13 Or ce qui se substitue à ce rapport qui manque s’écrit continûment sur l’autre scène, celle du rêve, par exemple, s’y est écrit avant de s’écrire dans la Genèse, avec les déclinaisons de la fonction phallique, selon l’Un et son plus de jouir. Mais s’y écrit aussi ce qui en appelle à l’Œdipe, cette initiation phallique qui contamine et barre le rapport sexuel en séparant au départ les courants tendres et sexuels, qui peinent ensuite à se réunir. Le rapport incestueux du fantasme marque la jouissance sexuelle d’une fêlure, persistant à exclure la jouissance de l’Autre comme à tout jamais interdite. Mais il constitue aussi une suppléance au rapport absent, en inscrivant un deux du sexe, fût-il interdit, là où il n’y en a pas, là où la loi sexuelle l’élide. Au niveau de cet Autre sexe, en tant que revêtu d’une signification incestueuse, s’énonce à la fois ce qui barre le rapport sexuel et ce qui y supplée [5]. De sorte que s’écrivent sans cesse, dans les formations de l’inconscient, qu’elles soient subjectives ou collectives, puisque c’est la même chose, les assemblages signifiants et les logiques qui se forment à la place du rapport sexuel absent.

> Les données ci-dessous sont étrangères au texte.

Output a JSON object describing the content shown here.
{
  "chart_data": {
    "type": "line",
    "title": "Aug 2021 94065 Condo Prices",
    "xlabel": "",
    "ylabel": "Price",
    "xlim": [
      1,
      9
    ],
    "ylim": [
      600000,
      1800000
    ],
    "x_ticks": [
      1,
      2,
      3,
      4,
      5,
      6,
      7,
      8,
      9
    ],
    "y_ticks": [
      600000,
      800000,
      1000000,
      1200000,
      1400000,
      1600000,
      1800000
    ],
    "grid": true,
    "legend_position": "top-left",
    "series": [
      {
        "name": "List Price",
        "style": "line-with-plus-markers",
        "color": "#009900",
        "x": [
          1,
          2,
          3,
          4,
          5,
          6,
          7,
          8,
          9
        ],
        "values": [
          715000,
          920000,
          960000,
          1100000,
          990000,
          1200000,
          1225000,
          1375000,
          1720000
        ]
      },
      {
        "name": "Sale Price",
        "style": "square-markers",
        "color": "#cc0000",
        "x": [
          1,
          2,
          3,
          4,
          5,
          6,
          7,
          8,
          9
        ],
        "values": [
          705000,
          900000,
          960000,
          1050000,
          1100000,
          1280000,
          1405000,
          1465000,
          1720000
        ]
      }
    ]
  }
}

14 On voit ainsi se dérouler entre ces différentes instances quelque chose qui procède d’un nouage. Lorsqu’un manque se produit dans un champ et qu’un appel se produit dans un autre champ à compenser ce défaut, cette coupure, par un substitut, et que ce substitut est formé en faisant intervenir un troisième champ, il se produit de fait entre ces différents champs un flux, une circulation définitive, qu’on peut considérer comme un nœud. Ce qui, de la langue, se forme en lettres dans l’inconscient vise à suppléer à cette jouissance que le langage bannit du corps, et dont la lettre va écrire le mode de retrouvaille. Elle supplée aussi, voire d’abord, à celle que le corps sexuel ne fonde pas, et bien d’autres encore. De nombreux points nœuds peuvent ainsi se repérer, les lettres de l’autre scène consistent à nouer les différents registres entre eux : le symbolique de la langue et de l’inconscient se noue à l’imaginaire du corps par l’intermédiaire de toute cette économie réelle de la jouissance.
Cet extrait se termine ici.